Una clara visibilidad de los riesgos también es importante. Bryan, de Arcus Compliance, explica que los líderes empresariales pueden no ser conscientes de los riesgos a los que se enfrentan porque «los datos, la documentación y los proveedores están dispersos en varios sistemas». Cree que esto se puede solucionar mediante la adopción de «sistemas ágiles, un enfoque basado en el riesgo y una auténtica cultura de cumplimiento».

Para Moore de ESET, la aceptación de los líderes es esencial para que los planes de cumplimiento y gobernanza funcionen. Pero esto solo se puede lograr educando a los líderes sobre el panorama de ciberamenazas en rápida expansión y cómo puede afectar a la empresa, afirma.
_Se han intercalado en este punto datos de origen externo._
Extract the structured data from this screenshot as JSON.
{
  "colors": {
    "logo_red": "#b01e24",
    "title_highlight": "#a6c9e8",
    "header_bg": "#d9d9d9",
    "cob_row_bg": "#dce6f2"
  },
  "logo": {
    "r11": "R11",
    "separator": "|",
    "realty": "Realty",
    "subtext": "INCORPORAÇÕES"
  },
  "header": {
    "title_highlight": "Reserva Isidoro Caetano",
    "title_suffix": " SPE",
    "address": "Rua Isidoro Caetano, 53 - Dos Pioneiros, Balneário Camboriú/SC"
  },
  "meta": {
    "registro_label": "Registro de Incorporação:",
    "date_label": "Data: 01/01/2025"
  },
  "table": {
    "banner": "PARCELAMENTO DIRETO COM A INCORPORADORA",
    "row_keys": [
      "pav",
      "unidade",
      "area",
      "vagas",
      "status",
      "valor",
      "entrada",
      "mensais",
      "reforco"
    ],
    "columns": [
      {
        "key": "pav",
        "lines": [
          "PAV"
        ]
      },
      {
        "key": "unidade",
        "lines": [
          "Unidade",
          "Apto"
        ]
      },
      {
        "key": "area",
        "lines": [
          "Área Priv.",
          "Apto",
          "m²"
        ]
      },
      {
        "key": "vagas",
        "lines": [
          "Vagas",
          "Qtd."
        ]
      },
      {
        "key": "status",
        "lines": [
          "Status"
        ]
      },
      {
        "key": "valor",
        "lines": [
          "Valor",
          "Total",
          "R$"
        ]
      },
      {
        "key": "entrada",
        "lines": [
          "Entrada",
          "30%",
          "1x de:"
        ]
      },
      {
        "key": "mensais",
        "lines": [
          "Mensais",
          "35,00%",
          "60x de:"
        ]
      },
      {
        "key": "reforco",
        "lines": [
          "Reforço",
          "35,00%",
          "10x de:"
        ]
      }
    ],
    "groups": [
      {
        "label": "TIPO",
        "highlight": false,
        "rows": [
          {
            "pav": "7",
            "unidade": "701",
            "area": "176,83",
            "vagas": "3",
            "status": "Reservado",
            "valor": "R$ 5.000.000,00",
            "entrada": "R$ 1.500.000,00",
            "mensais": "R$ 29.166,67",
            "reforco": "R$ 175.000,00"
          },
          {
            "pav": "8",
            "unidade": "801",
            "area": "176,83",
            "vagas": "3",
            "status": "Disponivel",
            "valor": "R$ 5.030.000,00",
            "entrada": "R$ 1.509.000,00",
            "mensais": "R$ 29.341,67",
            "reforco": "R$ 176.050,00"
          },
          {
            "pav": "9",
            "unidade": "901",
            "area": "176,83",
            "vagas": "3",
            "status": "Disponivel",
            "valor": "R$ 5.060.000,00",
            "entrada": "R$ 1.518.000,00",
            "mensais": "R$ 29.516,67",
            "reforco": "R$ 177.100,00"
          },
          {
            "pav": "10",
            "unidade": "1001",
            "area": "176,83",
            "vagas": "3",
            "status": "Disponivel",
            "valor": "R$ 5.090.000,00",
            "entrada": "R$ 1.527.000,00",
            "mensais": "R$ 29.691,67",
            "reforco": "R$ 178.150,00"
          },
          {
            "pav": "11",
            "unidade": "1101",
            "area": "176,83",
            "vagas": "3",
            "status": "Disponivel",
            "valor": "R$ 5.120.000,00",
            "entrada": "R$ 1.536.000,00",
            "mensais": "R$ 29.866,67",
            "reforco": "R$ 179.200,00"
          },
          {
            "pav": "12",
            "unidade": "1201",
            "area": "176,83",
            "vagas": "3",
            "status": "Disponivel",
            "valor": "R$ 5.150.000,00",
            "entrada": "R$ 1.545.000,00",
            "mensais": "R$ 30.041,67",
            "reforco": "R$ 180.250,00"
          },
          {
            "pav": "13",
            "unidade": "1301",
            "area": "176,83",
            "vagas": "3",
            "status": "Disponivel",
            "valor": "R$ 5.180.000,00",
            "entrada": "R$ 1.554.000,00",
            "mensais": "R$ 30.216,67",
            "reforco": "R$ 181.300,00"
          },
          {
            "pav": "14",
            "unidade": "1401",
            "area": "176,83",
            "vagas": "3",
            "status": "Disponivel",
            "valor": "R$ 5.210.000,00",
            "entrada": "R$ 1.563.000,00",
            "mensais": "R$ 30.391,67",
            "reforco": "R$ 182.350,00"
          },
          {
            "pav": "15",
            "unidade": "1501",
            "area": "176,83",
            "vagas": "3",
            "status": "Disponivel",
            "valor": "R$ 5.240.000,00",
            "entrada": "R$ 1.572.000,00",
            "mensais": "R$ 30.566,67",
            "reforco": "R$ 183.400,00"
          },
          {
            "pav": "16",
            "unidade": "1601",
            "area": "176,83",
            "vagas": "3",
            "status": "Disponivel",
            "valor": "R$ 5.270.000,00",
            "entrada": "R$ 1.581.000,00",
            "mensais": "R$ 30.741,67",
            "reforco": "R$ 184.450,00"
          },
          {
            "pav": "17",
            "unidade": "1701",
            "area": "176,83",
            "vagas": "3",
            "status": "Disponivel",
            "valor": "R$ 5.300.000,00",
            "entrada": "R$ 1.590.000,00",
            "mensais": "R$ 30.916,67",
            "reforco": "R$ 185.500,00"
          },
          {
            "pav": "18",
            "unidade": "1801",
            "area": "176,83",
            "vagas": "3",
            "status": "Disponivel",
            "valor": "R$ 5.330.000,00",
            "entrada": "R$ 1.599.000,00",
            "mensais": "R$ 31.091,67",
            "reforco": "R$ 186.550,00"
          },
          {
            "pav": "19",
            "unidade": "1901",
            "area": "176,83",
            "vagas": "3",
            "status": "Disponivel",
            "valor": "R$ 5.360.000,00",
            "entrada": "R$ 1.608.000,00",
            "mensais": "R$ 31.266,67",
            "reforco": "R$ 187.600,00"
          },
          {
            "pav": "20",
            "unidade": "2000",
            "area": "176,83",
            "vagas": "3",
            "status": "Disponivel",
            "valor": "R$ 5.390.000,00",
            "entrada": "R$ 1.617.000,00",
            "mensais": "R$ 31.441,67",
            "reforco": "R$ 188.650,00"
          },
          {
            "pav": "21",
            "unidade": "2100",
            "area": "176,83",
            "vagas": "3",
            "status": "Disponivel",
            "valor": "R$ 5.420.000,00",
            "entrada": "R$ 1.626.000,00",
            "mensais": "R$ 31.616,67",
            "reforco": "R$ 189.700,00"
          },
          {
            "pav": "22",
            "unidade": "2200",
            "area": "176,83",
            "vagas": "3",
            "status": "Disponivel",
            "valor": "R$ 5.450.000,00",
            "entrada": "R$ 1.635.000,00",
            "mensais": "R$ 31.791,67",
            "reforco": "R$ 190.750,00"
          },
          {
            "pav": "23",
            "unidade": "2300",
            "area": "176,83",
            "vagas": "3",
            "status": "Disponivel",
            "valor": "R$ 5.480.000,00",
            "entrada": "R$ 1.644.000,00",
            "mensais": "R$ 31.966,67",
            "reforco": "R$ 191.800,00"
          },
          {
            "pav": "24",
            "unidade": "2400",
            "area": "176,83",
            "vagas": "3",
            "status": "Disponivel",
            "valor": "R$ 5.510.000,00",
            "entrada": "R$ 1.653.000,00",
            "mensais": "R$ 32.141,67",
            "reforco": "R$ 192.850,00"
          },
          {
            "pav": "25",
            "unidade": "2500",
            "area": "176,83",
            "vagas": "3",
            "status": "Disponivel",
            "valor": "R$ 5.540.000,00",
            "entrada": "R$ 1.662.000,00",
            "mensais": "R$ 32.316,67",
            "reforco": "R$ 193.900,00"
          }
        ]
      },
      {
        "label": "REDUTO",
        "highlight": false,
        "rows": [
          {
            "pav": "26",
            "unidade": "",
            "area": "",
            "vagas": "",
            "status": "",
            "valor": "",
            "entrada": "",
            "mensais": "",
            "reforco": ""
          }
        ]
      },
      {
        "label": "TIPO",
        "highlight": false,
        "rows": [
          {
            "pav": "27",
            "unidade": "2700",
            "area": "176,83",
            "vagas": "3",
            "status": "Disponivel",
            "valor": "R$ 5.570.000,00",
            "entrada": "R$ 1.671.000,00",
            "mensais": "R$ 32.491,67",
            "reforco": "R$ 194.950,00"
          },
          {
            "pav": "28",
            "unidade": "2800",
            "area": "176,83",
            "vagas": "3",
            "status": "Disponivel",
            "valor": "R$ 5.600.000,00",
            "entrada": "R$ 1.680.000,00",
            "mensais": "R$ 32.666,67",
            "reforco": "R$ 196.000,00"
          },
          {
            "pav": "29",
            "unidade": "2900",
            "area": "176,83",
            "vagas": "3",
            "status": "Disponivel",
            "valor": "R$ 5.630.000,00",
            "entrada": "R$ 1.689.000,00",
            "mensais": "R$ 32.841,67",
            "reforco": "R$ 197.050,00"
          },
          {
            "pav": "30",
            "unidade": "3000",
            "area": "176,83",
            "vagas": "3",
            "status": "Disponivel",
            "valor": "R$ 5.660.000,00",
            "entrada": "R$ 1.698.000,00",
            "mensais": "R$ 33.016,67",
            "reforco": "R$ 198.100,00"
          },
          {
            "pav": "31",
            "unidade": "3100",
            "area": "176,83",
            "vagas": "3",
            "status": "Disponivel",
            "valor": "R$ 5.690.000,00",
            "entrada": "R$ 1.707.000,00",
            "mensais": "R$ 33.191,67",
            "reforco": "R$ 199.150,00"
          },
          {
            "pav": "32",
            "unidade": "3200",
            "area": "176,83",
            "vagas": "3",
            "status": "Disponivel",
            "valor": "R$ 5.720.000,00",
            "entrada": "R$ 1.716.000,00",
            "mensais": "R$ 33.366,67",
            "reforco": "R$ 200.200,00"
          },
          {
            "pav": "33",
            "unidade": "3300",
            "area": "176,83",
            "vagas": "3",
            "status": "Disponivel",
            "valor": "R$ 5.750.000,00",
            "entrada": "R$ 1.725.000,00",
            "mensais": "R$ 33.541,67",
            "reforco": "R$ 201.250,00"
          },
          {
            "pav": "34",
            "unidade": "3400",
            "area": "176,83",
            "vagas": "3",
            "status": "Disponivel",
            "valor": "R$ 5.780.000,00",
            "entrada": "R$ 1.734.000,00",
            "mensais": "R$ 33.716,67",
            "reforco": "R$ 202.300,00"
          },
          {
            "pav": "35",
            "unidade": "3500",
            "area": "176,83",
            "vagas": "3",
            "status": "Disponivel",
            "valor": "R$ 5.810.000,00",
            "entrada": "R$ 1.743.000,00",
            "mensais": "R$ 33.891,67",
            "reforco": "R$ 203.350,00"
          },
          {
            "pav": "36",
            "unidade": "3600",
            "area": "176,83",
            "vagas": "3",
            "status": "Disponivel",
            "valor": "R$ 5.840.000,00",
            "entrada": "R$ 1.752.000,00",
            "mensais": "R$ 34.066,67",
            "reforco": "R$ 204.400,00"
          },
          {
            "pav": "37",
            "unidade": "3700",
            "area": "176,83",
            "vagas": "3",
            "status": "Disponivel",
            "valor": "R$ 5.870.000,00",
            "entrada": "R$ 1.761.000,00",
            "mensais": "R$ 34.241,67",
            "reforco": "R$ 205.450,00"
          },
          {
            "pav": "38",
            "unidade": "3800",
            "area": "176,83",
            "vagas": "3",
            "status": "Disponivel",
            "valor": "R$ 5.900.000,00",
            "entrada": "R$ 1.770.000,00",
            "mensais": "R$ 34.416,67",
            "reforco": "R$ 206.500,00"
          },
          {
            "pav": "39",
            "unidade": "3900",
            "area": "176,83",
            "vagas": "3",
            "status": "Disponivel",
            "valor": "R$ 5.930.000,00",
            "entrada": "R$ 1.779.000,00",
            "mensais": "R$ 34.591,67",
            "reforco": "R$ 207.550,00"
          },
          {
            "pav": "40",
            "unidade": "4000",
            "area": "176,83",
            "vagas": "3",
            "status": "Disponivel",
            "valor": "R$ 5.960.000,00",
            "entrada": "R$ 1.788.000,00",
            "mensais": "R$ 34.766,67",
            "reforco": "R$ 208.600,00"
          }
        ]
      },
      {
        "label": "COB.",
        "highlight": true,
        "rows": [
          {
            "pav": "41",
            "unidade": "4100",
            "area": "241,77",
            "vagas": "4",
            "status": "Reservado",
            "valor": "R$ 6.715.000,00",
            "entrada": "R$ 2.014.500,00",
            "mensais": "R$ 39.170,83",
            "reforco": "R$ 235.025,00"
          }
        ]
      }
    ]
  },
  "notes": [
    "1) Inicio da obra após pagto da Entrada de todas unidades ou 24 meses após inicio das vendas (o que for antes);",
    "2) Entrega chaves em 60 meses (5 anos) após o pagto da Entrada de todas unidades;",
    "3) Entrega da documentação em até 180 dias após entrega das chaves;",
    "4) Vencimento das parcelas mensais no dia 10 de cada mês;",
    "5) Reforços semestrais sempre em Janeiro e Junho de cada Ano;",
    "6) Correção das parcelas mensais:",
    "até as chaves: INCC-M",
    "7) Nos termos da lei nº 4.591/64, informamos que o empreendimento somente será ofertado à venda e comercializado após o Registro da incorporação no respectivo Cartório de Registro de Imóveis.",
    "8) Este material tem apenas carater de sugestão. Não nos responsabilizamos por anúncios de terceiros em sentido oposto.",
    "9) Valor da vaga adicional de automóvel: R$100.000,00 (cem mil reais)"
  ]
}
A primera vista, el cumplimiento normativo parece una tarea tediosa solo para complacer a los reguladores. Sin embargo, en realidad puede beneficiar a las empresas al permitirles detectar y resolver los riesgos antes de que causen daños graves. Al mismo tiempo, puede atraer clientes potenciales y fortalecer los vínculos con los existentes, todos ellos preocupados por los recientes ciberataques a la cadena de suministro y que desean asegurarse de que cualquier empresa con la que trabaje se tome en serio estos riesgos.